As I read Ghost/Home by Dennis Sweeney, I felt a chill of recognition. I read this line: "The apartment crushed me into staying in it, even though leaving--the cool sun and autumn air--is what would have held the ghost at bay." It made me think about places I've been and lived that have felt undeniably haunted. There was the Victorian apartment in San Francisco with the original gas lamps and bay windows, little white cherubs carved into the crown molding. Each night I woke up at around 3am, and felt a presence sitting on the edge of my bed. One night the power went out and my roommates and I sat in the living room, a candle between us. Each of us had felt that presence, independently. It wasn't menacing but it was palpable. As I lived in that apartment, my own hauntings started to take residence and I felt them crowding me, pushing me, preventing me from leaving.

There is something in Sweeney's porousness that makes him a target for ghosts.
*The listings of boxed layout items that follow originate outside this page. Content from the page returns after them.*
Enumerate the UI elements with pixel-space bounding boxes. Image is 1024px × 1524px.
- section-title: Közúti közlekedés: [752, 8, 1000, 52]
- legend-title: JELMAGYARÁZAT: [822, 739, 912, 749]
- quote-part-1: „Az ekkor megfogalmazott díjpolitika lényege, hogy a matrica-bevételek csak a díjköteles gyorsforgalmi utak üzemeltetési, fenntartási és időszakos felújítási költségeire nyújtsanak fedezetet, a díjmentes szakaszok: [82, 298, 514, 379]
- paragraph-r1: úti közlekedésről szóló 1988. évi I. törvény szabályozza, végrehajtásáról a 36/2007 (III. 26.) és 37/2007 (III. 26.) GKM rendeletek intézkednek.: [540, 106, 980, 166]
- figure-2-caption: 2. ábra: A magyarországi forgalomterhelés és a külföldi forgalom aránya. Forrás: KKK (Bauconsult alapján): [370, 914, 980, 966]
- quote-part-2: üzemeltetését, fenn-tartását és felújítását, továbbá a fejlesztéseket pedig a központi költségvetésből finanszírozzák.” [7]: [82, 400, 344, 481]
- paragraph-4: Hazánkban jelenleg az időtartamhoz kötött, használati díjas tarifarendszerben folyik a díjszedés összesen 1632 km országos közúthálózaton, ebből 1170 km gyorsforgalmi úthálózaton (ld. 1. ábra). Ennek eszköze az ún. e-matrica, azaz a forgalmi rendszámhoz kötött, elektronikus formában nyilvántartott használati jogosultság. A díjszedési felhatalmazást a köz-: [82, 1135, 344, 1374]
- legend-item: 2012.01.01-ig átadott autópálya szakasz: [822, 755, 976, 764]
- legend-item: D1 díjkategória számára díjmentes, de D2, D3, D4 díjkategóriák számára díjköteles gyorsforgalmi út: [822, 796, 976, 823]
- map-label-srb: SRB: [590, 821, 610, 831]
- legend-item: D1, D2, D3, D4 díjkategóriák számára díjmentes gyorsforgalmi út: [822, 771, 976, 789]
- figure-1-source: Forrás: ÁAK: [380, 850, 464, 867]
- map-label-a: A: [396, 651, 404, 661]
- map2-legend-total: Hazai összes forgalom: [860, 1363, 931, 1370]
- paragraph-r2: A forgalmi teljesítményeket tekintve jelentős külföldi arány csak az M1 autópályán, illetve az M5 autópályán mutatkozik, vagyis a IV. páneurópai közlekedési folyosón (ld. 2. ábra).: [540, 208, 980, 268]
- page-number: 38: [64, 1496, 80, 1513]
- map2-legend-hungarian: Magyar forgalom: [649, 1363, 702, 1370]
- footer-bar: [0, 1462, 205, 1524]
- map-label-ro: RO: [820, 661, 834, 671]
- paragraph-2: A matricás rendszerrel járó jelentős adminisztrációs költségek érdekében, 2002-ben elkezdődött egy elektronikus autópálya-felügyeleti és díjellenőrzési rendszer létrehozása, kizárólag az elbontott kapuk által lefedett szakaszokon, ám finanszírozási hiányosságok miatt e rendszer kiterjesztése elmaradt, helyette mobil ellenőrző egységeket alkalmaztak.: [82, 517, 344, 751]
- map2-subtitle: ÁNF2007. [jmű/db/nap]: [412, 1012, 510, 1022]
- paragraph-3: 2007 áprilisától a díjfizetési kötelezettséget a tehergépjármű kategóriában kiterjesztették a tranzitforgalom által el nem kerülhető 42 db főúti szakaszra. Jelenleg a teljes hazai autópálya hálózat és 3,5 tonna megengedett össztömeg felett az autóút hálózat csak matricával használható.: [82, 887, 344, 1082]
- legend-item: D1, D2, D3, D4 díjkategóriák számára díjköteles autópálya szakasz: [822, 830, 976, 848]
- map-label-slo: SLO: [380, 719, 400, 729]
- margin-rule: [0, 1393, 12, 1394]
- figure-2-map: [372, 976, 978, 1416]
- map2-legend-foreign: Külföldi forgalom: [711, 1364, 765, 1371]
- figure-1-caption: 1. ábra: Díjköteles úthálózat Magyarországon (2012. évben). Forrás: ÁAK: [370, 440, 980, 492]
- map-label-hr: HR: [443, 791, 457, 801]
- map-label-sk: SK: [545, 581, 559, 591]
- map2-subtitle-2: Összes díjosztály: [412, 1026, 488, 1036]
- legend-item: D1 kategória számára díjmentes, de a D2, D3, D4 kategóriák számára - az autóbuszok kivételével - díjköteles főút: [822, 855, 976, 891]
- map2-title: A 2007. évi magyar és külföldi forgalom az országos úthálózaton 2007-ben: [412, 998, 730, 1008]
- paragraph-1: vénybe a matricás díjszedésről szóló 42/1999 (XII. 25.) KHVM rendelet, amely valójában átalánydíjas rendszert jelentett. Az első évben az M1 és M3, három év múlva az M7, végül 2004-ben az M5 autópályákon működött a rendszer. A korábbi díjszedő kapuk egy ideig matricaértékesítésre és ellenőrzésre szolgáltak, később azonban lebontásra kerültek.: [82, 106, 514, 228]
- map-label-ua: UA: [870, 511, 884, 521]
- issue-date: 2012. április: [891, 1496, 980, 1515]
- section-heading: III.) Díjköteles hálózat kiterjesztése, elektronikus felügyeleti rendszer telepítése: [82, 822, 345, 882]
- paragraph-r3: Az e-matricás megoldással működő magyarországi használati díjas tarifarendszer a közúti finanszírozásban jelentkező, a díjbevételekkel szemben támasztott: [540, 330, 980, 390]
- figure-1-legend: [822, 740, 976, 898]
He writes about the particular spirit of his city:

"Where no one believes in ghosts, there is no room for them. Hyper-rational joie de vivre is the newest technology for driving out ghosts and Denver is a hub of it insofar as the city is populated by an endless influx of people devoted to hiking and climbing and craft beer. No one comes for spirit. Spirit can't be named, so those who need names for everything do not seek it. In this way the nameless is crowded out. It looks for a home until it finds someone like us."

I felt such kinship with this passage, and the way that Sweeney feels attuned to that bit of spirit that can't be seen, or defined, or rationalized. Of course a ghost looks for a home in someone that will believe in it. Of course that person would be naturally porous, open, and seeking. And it is up to those of us who are porous to create space for ghosts, to not deny them, to allow ourselves to be haunted, in a way.